Permanent life insurance

Insurance patent

 This patent application describes a method for increasing the ease of changing insurance companies. Certain insurance products and practices have been described as rent-seeking by critics. That is, some insurance products or practices are useful primarily because of legal benefits, such as reducing taxes, as opposed to providing protection against risks of adverse events. Under United States tax law, for example, most owners of variable annuities and variable life insurance can invest their premium payments in the stock market and defer or eliminate paying any taxes on their investments until withdrawals are made.

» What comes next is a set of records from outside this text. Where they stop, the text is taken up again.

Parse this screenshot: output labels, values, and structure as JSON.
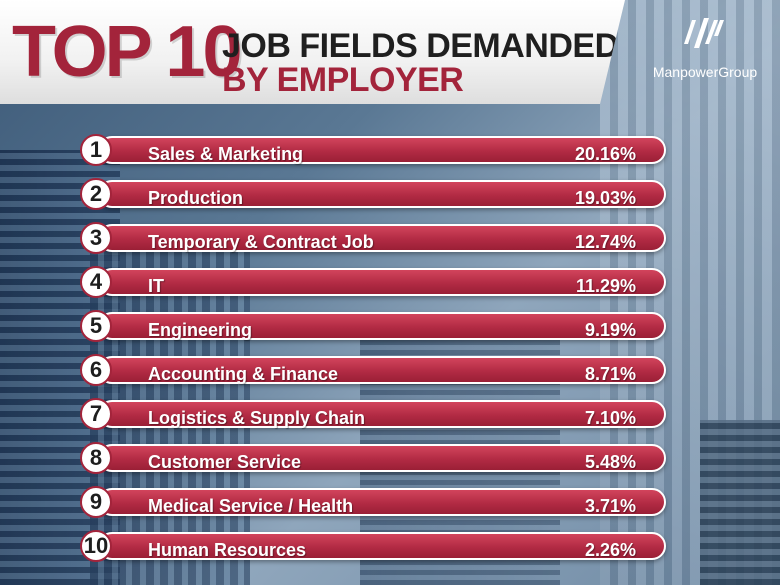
{
  "header": {
    "top10": "TOP 10",
    "line1": "JOB FIELDS DEMANDED",
    "line2": "BY EMPLOYER"
  },
  "brand": {
    "name": "ManpowerGroup",
    "icon": "manpower-slash-logo-icon"
  },
  "colors": {
    "accent": "#a3243b",
    "bar": "#b22b44",
    "bar_border": "#ffffff",
    "rank_bg": "#ffffff"
  },
  "chart_data": {
    "type": "bar",
    "orientation": "horizontal",
    "title": "TOP 10 JOB FIELDS DEMANDED BY EMPLOYER",
    "categories": [
      "Sales & Marketing",
      "Production",
      "Temporary & Contract Job",
      "IT",
      "Engineering",
      "Accounting & Finance",
      "Logistics & Supply Chain",
      "Customer Service",
      "Medical Service / Health",
      "Human Resources"
    ],
    "ranks": [
      "1",
      "2",
      "3",
      "4",
      "5",
      "6",
      "7",
      "8",
      "9",
      "10"
    ],
    "values": [
      20.16,
      19.03,
      12.74,
      11.29,
      9.19,
      8.71,
      7.1,
      5.48,
      3.71,
      2.26
    ],
    "value_labels": [
      "20.16%",
      "19.03%",
      "12.74%",
      "11.29%",
      "9.19%",
      "8.71%",
      "7.10%",
      "5.48%",
      "3.71%",
      "2.26%"
    ],
    "unit": "%"
  }
}
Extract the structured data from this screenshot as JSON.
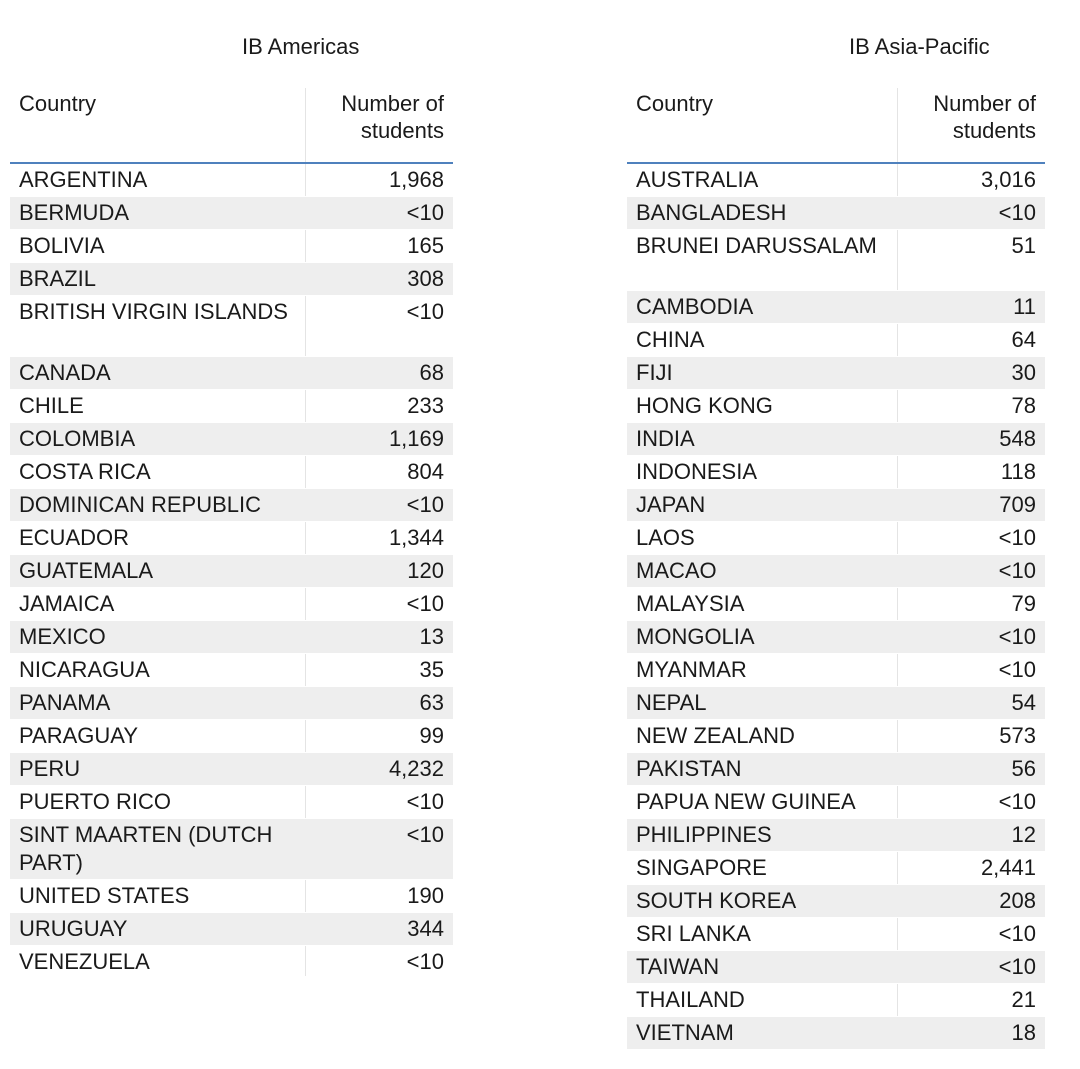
{
  "tables": [
    {
      "id": "americas",
      "title": "IB Americas",
      "col_country": "Country",
      "col_students": "Number of students",
      "rows": [
        {
          "country": "ARGENTINA",
          "students": "1,968"
        },
        {
          "country": "BERMUDA",
          "students": "<10"
        },
        {
          "country": "BOLIVIA",
          "students": "165"
        },
        {
          "country": "BRAZIL",
          "students": "308"
        },
        {
          "country": "BRITISH VIRGIN ISLANDS",
          "students": "<10"
        },
        {
          "country": "CANADA",
          "students": "68"
        },
        {
          "country": "CHILE",
          "students": "233"
        },
        {
          "country": "COLOMBIA",
          "students": "1,169"
        },
        {
          "country": "COSTA RICA",
          "students": "804"
        },
        {
          "country": "DOMINICAN REPUBLIC",
          "students": "<10"
        },
        {
          "country": "ECUADOR",
          "students": "1,344"
        },
        {
          "country": "GUATEMALA",
          "students": "120"
        },
        {
          "country": "JAMAICA",
          "students": "<10"
        },
        {
          "country": "MEXICO",
          "students": "13"
        },
        {
          "country": "NICARAGUA",
          "students": "35"
        },
        {
          "country": "PANAMA",
          "students": "63"
        },
        {
          "country": "PARAGUAY",
          "students": "99"
        },
        {
          "country": "PERU",
          "students": "4,232"
        },
        {
          "country": "PUERTO RICO",
          "students": "<10"
        },
        {
          "country": "SINT MAARTEN (DUTCH PART)",
          "students": "<10"
        },
        {
          "country": "UNITED STATES",
          "students": "190"
        },
        {
          "country": "URUGUAY",
          "students": "344"
        },
        {
          "country": "VENEZUELA",
          "students": "<10"
        }
      ]
    },
    {
      "id": "asia",
      "title": "IB Asia-Pacific",
      "col_country": "Country",
      "col_students": "Number of students",
      "rows": [
        {
          "country": "AUSTRALIA",
          "students": "3,016"
        },
        {
          "country": "BANGLADESH",
          "students": "<10"
        },
        {
          "country": "BRUNEI DARUSSALAM",
          "students": "51"
        },
        {
          "country": "CAMBODIA",
          "students": "11"
        },
        {
          "country": "CHINA",
          "students": "64"
        },
        {
          "country": "FIJI",
          "students": "30"
        },
        {
          "country": "HONG KONG",
          "students": "78"
        },
        {
          "country": "INDIA",
          "students": "548"
        },
        {
          "country": "INDONESIA",
          "students": "118"
        },
        {
          "country": "JAPAN",
          "students": "709"
        },
        {
          "country": "LAOS",
          "students": "<10"
        },
        {
          "country": "MACAO",
          "students": "<10"
        },
        {
          "country": "MALAYSIA",
          "students": "79"
        },
        {
          "country": "MONGOLIA",
          "students": "<10"
        },
        {
          "country": "MYANMAR",
          "students": "<10"
        },
        {
          "country": "NEPAL",
          "students": "54"
        },
        {
          "country": "NEW ZEALAND",
          "students": "573"
        },
        {
          "country": "PAKISTAN",
          "students": "56"
        },
        {
          "country": "PAPUA NEW GUINEA",
          "students": "<10"
        },
        {
          "country": "PHILIPPINES",
          "students": "12"
        },
        {
          "country": "SINGAPORE",
          "students": "2,441"
        },
        {
          "country": "SOUTH KOREA",
          "students": "208"
        },
        {
          "country": "SRI LANKA",
          "students": "<10"
        },
        {
          "country": "TAIWAN",
          "students": "<10"
        },
        {
          "country": "THAILAND",
          "students": "21"
        },
        {
          "country": "VIETNAM",
          "students": "18"
        }
      ]
    }
  ],
  "colors": {
    "header_rule": "#4f81bd",
    "zebra_row": "#eeeeee",
    "text": "#1a1a1a"
  }
}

Sometimes this tax deferral is the only reason people use these products.  Jewish rabbinical scholars also have expressed reservations regarding insurance as an avoidance of God's will but most find it acceptable in moderation. Muslim scholars have varying opinions about life insurance. Life insurance policies that earn interest are generally considered to be a form of riba and some consider even policies that do not earn interest to be a form of gharar. Some argue that gharar is not present due to the actuarial science behind the underwriting. United States, Premiums paid by the policy owner are normally not deductible for federal and state income tax purposes, and proceeds paid by the insurer upon the death of the insured are not included in gross income for federal and state income tax purposes. As always, both the United States Congress and state legislatures can change the tax laws at any time.

Group life insurance

Group life insurance often allows members exiting the group to maintain their coverage by buying individual coverage. Group life insurance  is term insurance covering a group of people, usually employees of a company. The underwriting is carried out for the whole group instead of individuals. Members of a union or association, or members of a pension or superannuation fund. Individual proof of insurability is not normally a consideration in its underwriting. Rather, the underwriter considers the size, turnover, and financial strength of the group. Contract provisions will attempt to exclude the possibility of adverse selection.

Permanent life insurance

The owner can access the money in the cash value by withdrawing money, borrowing the cash value, or surrendering the policy and receiving the surrender value. Permanent life insurance is life insurance that covers the remaining lifetime of the insured. The three basic types of permanent insurance are whole life, universal life, and endowment. A permanent insurance policy accumulates a cash value up to its date of maturation. For this reason, insurance policies can be a legal and legitimate tax shelter wherein savings can increase without taxation until the owner withdraws the money from the policy. In flexible-premium policies.

Whole life insurance

Whole life insurance provides lifetime coverage for a set premium amount see main article for a full explanation of the many variations and options.  Large deposits of premium could cause the contract to be considered a modified endowment contract by the Internal Revenue Service, which negates many of the tax advantages associated with life insurance. Cash value increases within the policy are not subject to income taxes unless certain events occur. However, if the proceeds are included in the "estate" of the deceased, it is likely they will be subject to federal and state estate and inheritance tax.

Universal life coverage

Universal life insurance policies have cash values. Paid-in premiums increase their cash values; administrative and other costs reduce their cash values. The insurance company, in most cases, will inform the policy owner of this danger before deciding their premium. The tax ramifications of life insurance are complex. The policy owner would be well advised to carefully consider them. There are several types of universal life insurance policies, including interest-sensitive also known as “traditional fixed universal life insurance”, variable universal life guaranteed death benefit, and has equity-indexed universal life insurance. Universal life insurance  is a relatively new insurance product, intended to combine permanent insurance coverage with greater flexibility in premium.